Nun ist auch US-Außenminister Powell auf diese Linie eingeschwenkt indem er vor dem Kongress deutlich machte, dass nichts mehr Saddam Hussein retten könnte, egal was er auch tun würde. Dabei bezog sich Powell auf das jüngste Angebot Saddam Husseins an die UNO zur Wiederaufnahme des Dialogs ohne Vorbedingungen. Vor dem US-Kongress reagierte Powell kühl auf dieses Angebot und forderte statt dessen ultimativ die Rückkehr der UN-Waffeninspektoren in den Irak, die Washington 1998 selbst aus dem Irak hinaus beordert hatte, um mit seinen Bombardements zu beginnen. Während Powell dem UN-Generalsekretär Annan nun die Weisung erteilte, dass die Diskussion mit dem Irak "sehr kurz" sein müsste, sprach ominös von "den schlimmsten Optionen, die man sich vorstellen kann", ohne jedoch nähere Details der amerikanischen Kriegspläne gegen Irak preiszugeben. Präsident Bush ziehe nur alle Möglichkeiten in Betracht.

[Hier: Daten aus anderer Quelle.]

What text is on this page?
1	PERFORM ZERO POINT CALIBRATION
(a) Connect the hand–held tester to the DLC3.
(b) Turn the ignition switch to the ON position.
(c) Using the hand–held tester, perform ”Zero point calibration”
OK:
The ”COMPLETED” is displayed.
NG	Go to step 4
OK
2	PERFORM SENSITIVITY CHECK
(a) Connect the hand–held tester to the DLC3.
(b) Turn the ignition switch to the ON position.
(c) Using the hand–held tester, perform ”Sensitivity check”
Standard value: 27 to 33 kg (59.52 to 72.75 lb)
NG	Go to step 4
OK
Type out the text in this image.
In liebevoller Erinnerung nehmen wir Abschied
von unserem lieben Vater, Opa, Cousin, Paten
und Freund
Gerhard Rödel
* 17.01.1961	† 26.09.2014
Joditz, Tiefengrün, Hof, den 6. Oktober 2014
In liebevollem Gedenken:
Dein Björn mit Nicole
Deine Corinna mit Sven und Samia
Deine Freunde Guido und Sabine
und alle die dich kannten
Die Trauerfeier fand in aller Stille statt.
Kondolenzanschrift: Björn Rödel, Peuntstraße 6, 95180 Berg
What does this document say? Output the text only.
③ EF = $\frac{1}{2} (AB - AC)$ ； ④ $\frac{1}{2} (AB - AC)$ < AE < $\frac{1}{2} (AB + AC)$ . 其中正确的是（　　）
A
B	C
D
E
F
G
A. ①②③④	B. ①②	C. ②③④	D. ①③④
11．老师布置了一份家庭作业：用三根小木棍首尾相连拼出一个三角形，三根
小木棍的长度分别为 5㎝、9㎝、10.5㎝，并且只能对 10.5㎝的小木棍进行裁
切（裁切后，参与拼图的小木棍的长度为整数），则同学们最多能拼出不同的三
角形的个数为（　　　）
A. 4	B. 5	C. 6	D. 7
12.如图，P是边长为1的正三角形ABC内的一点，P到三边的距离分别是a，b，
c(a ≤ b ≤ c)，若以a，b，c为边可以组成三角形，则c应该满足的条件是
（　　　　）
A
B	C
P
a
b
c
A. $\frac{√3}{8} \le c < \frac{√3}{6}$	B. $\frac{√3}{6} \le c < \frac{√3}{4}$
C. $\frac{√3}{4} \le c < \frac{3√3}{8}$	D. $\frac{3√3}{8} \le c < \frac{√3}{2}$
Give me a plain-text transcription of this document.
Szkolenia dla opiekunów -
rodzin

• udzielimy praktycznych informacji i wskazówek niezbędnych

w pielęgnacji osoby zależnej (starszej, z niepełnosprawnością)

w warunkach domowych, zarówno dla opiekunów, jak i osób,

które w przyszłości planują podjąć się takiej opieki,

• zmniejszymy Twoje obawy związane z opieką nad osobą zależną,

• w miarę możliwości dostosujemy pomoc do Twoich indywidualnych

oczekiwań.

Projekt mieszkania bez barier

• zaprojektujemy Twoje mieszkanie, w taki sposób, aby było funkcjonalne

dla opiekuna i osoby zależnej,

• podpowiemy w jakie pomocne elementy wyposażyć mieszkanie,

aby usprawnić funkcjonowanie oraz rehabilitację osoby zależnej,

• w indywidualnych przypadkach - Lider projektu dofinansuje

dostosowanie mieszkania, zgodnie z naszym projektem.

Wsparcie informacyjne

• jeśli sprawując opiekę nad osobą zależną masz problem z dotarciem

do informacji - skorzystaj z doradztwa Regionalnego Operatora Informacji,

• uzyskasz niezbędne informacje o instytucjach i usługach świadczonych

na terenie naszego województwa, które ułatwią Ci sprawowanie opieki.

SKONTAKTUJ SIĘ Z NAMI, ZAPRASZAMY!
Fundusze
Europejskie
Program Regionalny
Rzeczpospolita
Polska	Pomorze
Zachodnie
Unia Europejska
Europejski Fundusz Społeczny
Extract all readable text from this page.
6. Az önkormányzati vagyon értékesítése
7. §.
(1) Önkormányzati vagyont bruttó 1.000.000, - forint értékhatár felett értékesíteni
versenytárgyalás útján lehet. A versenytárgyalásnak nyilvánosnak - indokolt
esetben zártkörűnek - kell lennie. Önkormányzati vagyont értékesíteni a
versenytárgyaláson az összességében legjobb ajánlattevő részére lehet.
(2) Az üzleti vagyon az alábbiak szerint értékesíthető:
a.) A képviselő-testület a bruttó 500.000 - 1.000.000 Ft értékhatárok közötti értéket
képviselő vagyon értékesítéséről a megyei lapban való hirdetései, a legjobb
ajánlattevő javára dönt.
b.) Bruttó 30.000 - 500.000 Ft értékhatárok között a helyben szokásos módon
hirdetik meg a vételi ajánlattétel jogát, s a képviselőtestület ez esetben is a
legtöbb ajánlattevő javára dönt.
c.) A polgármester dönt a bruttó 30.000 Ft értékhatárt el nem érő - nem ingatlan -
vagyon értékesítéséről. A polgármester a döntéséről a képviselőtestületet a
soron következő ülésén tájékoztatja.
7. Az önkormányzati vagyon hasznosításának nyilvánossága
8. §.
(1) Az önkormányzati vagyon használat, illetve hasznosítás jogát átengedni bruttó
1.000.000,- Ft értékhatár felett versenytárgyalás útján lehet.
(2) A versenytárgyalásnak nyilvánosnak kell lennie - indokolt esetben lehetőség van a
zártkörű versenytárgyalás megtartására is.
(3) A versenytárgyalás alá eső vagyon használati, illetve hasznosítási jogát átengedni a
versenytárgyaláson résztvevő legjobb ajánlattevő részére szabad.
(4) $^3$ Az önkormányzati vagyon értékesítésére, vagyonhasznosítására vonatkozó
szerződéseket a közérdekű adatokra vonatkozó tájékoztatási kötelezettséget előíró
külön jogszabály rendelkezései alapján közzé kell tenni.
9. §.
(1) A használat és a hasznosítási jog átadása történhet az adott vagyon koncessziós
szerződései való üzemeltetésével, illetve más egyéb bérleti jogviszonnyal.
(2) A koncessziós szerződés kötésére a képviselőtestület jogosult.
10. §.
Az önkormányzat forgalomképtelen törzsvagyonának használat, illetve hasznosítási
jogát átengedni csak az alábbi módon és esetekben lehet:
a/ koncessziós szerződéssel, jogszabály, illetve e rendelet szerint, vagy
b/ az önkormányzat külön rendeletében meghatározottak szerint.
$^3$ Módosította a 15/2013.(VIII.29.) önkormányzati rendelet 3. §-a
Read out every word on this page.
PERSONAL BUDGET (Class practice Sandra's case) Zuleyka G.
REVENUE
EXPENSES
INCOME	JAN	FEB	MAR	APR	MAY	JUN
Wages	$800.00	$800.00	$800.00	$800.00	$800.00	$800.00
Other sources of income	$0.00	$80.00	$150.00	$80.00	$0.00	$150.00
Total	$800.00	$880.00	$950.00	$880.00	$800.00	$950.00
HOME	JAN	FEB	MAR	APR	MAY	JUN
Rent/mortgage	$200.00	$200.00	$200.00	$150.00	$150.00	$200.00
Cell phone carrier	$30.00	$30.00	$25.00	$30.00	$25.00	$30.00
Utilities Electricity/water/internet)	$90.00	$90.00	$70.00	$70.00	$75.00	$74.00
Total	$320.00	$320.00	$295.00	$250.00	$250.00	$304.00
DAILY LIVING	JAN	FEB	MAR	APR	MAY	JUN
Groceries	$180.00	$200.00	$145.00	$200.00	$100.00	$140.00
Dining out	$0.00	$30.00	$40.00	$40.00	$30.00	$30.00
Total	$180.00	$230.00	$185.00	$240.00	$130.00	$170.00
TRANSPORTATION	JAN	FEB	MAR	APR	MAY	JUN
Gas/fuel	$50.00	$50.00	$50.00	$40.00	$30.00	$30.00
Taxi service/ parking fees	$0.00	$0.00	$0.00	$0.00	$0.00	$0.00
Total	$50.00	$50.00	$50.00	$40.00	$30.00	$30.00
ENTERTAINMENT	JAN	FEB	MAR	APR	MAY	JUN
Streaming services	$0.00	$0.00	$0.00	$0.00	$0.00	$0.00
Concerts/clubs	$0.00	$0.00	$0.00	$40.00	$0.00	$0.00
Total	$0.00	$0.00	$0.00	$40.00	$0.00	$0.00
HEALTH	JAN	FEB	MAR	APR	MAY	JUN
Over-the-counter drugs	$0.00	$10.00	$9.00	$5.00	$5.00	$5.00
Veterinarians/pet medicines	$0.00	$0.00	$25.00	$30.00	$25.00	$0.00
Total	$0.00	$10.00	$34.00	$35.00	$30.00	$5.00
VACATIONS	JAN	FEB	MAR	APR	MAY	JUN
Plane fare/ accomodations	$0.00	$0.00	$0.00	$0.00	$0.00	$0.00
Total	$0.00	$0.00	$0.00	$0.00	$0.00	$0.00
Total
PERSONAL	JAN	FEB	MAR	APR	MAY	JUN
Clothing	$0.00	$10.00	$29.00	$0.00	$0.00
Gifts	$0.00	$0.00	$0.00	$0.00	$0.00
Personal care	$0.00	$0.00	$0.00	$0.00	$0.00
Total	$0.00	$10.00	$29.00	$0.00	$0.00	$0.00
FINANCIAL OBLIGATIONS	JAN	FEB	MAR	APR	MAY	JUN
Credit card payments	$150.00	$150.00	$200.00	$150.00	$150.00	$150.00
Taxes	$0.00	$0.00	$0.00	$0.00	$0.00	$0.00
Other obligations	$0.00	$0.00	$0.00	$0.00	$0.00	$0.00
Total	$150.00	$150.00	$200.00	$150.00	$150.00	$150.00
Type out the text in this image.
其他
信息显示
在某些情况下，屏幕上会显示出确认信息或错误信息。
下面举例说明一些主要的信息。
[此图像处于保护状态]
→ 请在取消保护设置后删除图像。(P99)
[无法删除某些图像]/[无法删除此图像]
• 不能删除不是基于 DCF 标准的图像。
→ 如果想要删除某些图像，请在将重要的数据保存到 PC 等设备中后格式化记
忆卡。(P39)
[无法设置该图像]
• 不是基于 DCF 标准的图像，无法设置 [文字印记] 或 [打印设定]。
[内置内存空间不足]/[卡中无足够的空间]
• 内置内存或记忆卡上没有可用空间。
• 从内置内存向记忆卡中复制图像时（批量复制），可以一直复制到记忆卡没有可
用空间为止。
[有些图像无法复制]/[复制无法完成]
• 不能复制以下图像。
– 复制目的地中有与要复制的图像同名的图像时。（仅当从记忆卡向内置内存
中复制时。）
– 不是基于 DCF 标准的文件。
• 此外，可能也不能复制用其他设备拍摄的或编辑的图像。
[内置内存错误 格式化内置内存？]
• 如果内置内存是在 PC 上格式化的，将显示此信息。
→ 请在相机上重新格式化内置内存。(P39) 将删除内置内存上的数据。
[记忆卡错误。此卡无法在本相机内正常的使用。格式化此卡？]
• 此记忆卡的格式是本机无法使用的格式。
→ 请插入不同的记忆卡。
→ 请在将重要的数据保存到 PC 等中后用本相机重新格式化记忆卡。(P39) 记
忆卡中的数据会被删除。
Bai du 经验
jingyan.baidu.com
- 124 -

Unterdessen berichtete CIA-Chef Tenet vor dem Kongresses, dass man in über 60 Ländern fast 1.000 Al Kaida Mitglieder fest genommen habe. Zugleich warnte er, dass das Terror-Netzwerk weiterhin dazu fähig sei, tödliche Großangriffe gegen die Vereinigten Staaten zu planen und durchzuführen. "Ich kann nur unterstreichen, Al Kaida ist noch nicht vernichtet", so Tenet. Damit ließen sich jedoch nicht alle Senatoren ins Bockshorn jagen. Wegen der schlechten Aufklärungsarbeit der CIA im Vorfeld der Anschläge kam Tenet unter heftigen Beschuss, so z.B. vom stellv. Vorsitzende des Geheimdienstausschusses, Senator Richard. Auch Sen. Pat Roberts wunderte sich, wieso es dem "amerikanischen Taliban" John Walker Lindh, der zur Zeit vor einem amerikanischen Gericht steht, gelungen war, in Afghanistan von den Taliban ausgebildet zu werden und sogar bin Laden persönlich zu treffen, während die CIA offensichtlich nicht im Stande gewesen sei, die Terrororganisation zu infiltrieren. Auf diese Weise in die Enge getrieben deutetet CIA-Chef Tenet zur großen Überraschung an, dass es der CIA sehr wohl gelungen sei, in das Al-Kaida Netzwerk einzudringen, was anschließend nochmals von einem Mitarbeiter Tenets bestätigt wurde.

Am Rande des zur gleichen Zeit statt findenden Weltwirtschaftsforums in New York ging NATO-Generalsekretär Robertson auf Distanz und erklärte, dass das Bündnis die USA bei der Ausweitung des Krieges gegen Irak nicht automatisch unterstützen würde. Er forderte die USA dazu auf, "überzeugende Beweise" dafür vorzulegen, dass "es eine Verbindung zwischen diesen Ländern (der Achse des Bösen, Irak, Iran und Nord Korea) und dem Angriff (auf das World Trade Center) gibt". Deutlicher als der NATO-Generalsekretär drückte sich der russische Premierminister Michail Kasjanow aus. Zum Abschluss seiner Unterredungen mit dem US-Präsidenten forderte er Montag letzte Woche bei einer Pressekonferenz vor dem Weißen Haus in Washington George Bush auf, keinen "eingebildeten Gefahren" nachzujagen".